# Gould’s Emperor Concerto



## Phil loves classical (Feb 8, 2017)

Was never a fan of Gould, but I thought this was amazing, if you could get past the intro


----------



## Captainnumber36 (Jan 19, 2017)

I think it's really great too, and I generally don't enjoy his Beethoven. His Bach is very good though, imo, and I think many would agree. He was Gould's favorite composer after-all.


----------



## Pugg (Aug 8, 2014)

Rudolf Serkin will have him for breakfast.


----------



## DaveM (Jun 29, 2015)

I get a kick out of the oboist with the sunglasses @5:25-5:30. I get the fact that he may have an eye-related issue, but he still looks like 'I'm the cool dude here.' Or, 'Gee, I thought this was going to be a jazz performance.'


----------



## Mandryka (Feb 22, 2013)

Phil loves classical said:


> Was never a fan of Gould, but I thought this was amazing, if you could get past the intro


The thing I enjoyed most here was seeing Ancerl so patrician in his dickey bow.


----------



## BiscuityBoyle (Feb 5, 2018)

> His Bach is very good though, imo, and I think many would agree.
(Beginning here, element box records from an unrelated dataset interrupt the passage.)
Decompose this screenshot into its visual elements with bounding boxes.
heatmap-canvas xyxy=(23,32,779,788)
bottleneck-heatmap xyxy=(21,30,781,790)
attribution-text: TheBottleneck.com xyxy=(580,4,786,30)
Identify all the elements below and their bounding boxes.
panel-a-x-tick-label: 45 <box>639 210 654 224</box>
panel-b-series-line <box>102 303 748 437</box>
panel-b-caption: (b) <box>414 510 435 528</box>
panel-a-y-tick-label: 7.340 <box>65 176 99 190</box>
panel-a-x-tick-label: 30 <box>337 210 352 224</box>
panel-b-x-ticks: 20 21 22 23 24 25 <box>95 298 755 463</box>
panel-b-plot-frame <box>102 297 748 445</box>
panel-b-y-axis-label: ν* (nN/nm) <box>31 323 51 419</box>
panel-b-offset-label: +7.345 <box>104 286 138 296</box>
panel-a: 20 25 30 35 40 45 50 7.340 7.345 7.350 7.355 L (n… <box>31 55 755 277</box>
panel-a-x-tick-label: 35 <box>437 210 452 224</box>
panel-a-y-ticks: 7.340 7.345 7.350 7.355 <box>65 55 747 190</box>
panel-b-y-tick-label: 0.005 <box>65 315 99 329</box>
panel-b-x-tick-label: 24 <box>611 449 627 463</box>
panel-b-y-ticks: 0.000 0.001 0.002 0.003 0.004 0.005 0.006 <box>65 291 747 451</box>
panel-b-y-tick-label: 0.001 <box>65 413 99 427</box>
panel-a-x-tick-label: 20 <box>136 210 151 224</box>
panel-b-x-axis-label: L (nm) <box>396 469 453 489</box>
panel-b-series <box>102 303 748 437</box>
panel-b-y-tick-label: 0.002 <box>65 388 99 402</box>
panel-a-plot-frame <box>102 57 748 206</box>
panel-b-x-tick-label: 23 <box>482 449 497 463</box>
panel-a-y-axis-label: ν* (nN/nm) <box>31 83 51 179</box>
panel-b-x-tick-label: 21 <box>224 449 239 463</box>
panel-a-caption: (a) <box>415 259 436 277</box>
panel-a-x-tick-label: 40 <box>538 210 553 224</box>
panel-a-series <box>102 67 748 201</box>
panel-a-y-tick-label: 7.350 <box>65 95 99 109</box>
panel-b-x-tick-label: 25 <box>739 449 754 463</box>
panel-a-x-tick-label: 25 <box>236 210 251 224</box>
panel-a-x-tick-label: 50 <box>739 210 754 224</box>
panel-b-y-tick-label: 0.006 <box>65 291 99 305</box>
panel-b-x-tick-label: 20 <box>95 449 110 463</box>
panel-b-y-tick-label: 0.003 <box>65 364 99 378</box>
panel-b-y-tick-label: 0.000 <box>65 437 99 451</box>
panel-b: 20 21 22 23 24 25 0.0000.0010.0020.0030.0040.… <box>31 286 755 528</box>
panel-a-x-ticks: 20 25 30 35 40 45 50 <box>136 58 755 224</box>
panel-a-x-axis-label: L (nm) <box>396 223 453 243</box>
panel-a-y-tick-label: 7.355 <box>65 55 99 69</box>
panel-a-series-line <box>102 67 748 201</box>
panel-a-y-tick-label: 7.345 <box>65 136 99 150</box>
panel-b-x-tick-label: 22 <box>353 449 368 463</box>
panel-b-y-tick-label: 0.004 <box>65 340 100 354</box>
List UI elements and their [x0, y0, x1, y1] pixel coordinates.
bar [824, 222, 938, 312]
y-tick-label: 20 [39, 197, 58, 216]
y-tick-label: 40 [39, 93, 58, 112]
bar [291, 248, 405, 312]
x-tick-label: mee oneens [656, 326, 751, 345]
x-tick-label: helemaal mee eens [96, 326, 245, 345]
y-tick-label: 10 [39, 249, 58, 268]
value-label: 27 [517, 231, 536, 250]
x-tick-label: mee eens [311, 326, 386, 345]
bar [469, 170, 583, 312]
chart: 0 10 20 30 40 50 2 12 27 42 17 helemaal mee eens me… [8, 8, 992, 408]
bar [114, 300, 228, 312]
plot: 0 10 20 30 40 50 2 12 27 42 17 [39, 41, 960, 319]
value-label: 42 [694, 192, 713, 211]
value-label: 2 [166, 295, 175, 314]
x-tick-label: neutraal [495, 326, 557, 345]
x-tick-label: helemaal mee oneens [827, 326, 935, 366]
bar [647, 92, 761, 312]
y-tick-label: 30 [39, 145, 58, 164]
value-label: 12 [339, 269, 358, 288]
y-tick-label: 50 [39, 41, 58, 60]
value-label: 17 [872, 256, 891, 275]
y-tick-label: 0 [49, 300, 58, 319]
He was Gould's favorite composer after-all.


Incredibly, this is not true. He repeatedly spoke about Renaissance masters such Byrd, Gibbons and Sweelinck being his favorite composers, and made some phenomenal recordings of their music.

This is a good straightforward performance, relatively low on Gouldian-isms (compared to some of his earlier recordings of it for sure), though I feel like this work was tailor-made for Gilels's golden tone and that sense of grandeur he conveyed so masterfully without it ever spilling into pomposity.


----------



## Barbebleu (May 17, 2015)

The first Emperor I ever heard was the Gould/Stokowski and it's still a favourite.


----------



## Boston Charlie (Dec 6, 2017)

My first Emperor was by Gould but not this one. It was, rather, a cassette of Gould with Leopold Stokowski and the American Symphony Orchestra. I loved the way that Gould SANG to the slow movement.


----------